Monday’s throne speech was so bad that people started making fun of it almost immediately. On Twitter a few of us tried changing lines from famous John Kennedy speeches and giving them a local twist
You could find a variation on the moon speech: we will go into debt, not because it is hard but because it is easy. Another tried German: “Ich bin ein Bauliner!”
Or this one from the inaugural:
The debt has been passed to new generation, born in oil riches, untempered by profligacy, undisciplined by debt.
None could top the corrupted Kennedyism an actual speech by the Old Man, Hisself in 2006:
I say to Newfoundlanders and Labradorians: "Ask not what we can do for our country, because we have done enough. Let's ask our country what they can do for us."
That’s one of the three things about the latest throne speech from the ruling provincial Conservatives.
So much of the speech is old.
Pages of the text, read by the Lieutenant Governor, are about things that supposedly happened in the past. you have to say supposedly because a great deal of the claims about what things were like once are simply not true. At all.
This tendency to look backwards has been the Conservatives’ hallmark. They have always been concerned about the past, about fixing what happened years ago. And then they praise themselves for stuff they supposedly did in the past. Go back to 2006, a mere three years after they took office, and you’ll see this pattern. The result is a sort of public onanism by people long past their glory days.
This speech is so much a relic of throne speeches past that the best words to describe it come from a post every bit as old: This is a speech that claims credit for finding things that no one lost.. It praises a lustre restored to that which had not been dulled. It lauds the cleansing of that which was not sullied. It remembers what no one forgot. This speech sings grandiose hymns of self-praise to its author unhindered by modesty, humility, or fact.
This speech is full of the sort of geriatric political masturbation we used to get when the Old Man was around.
Second, what isn’t about the past seems hastily pulled together:
We have to live within our means and continue to set clear and responsible priorities. It is about a balanced plan, a sustainable approach.

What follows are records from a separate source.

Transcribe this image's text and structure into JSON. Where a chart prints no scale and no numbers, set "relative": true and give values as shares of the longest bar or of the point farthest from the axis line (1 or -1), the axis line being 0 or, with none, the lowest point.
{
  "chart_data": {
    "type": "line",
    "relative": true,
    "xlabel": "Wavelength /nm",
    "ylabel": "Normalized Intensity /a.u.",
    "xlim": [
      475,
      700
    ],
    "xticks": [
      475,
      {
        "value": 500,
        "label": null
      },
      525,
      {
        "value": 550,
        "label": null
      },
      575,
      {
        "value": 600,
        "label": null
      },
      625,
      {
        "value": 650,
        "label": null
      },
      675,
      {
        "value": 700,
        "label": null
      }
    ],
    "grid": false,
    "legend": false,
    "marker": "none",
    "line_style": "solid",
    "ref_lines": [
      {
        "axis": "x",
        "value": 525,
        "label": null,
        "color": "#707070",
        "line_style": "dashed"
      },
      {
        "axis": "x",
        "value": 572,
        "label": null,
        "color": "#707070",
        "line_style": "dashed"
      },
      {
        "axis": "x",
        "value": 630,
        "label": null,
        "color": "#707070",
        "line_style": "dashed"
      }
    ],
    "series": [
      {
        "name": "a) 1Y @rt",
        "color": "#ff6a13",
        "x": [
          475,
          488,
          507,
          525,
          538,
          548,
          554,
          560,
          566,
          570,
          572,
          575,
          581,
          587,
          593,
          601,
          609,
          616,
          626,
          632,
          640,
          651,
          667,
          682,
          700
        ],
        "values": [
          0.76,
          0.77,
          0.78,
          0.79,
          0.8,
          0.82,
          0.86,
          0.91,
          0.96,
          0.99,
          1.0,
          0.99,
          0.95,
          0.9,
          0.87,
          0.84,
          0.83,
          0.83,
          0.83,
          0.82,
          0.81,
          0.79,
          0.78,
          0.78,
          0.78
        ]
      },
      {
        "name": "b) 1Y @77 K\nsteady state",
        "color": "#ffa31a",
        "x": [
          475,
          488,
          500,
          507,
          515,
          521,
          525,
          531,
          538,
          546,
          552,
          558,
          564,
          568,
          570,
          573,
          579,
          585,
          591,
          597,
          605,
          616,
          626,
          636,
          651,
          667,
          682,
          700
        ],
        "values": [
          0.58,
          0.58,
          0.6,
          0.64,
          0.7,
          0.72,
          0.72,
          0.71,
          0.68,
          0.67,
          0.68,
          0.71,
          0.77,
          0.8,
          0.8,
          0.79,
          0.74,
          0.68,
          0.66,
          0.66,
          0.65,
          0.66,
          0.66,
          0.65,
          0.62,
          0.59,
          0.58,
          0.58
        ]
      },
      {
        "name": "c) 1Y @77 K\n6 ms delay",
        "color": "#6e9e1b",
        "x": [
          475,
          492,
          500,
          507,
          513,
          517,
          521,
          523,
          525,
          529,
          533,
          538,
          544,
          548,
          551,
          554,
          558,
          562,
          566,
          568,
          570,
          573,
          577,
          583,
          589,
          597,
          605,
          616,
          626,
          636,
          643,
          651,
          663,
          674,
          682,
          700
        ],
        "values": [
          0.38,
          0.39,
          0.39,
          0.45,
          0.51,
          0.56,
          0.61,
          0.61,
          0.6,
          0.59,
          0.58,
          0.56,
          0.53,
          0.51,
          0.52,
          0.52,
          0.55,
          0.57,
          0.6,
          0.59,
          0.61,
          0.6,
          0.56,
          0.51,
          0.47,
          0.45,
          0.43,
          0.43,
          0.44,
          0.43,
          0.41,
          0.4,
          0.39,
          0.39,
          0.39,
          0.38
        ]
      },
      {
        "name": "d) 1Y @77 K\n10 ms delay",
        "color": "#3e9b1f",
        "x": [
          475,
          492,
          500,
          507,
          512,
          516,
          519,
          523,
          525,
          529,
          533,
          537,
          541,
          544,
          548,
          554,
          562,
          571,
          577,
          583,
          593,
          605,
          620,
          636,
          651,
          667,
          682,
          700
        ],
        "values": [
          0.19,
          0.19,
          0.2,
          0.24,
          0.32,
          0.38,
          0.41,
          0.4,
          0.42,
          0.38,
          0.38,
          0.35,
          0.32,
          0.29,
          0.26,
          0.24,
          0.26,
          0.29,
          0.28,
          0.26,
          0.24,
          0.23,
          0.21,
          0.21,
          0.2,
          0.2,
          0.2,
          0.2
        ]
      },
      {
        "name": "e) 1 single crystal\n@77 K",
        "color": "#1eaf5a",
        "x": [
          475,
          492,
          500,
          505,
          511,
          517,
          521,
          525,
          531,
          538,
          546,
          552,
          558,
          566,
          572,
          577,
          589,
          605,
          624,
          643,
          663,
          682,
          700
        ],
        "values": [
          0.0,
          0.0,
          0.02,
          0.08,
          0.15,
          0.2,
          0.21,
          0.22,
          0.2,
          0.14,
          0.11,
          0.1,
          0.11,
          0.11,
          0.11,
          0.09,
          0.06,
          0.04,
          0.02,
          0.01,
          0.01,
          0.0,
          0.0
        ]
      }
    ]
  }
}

What does “it” refer to there? There is no antecedent, something definite that the “it” substitutes for. The awkwardness of the speech at this point screams of an incomplete thought, or of sentences that used to be in there to tie the two thoughts together.
Third, there is the sense of the deeply surreal that runs all the way through the text.
The provincial government is currently in a financial mess caused by over-spending. The Conservatives have known – have publicly admitted – that their spending has been unsustainable since at least 2009. Yet the speech blames the current financial problem on the government’s over-dependence on oil revenues and on the fact that spending is too high.
When it comes to possible solutions, though, things get murky. There are supposedly only two choices to solve this problem: raise taxes or borrow money. Neither is viable, supposedly. The third option – cutting costs - is left completely unaddressed. When the speechwriter tries to talk about what the government will do, things get vague:
With our economy now stronger than ever and private-sector employment at record levels, this is the prudent time to take on the challenge of focusing on critical priorities, streamlining our public sector accordingly and zeroing in on the initiatives that place our province’s economy on a solid, sustainable footing for the decades to come.
That is one, big, sentence. That is one long sentence from someone who wanted to cover the absence of a central thought with more and more words.
Then on the end of that sentence pretending to be a paragraph, someone stuck on two short sentences that actually belong to the next section: “Let no one pretend we have arrived. Let no one pretend the need for fiscal prudence has passed.”
The comes a little bit about paths:
Truly, Newfoundland and Labrador is at a crossroads. Two paths loom before us: the path we are on, and the path that inevitably leads back to where we were a decade ago.
Rather than continue on the metaphor of paths, the speech segues to attack an idea coming from the public sector unions that actually comes off the misplaced bit about fiscal prudence. The speech is apparently not about what the government intends to do but about what the other guys are saying. The other guys now have proof that the government crowd are so worried about what they are saying that the government crowd gifted them with a spot in the speech that is supposed to outline the government’s approach.
And then the speech goes back on the road.
This is a speech that talks about picking a path but seems to have problems figuring out which way to go. After a litany of falsehood about the past, and after a visit to tautology – “Spending within our means is fiscally sustainable” - the speech concludes with talk of honesty in a speech that is ultimately dishonest. If the people who wrote the speech were indeed honest, then they would know that the path they have been on is the one brought us to the financial crisis.
The path we have been on is not the path forward, if we want to deliver our children a bright future. As the throne speech makes clear, though, this is the path we will stay on for a while longer. The new approach remains what it has always been: the same old approach.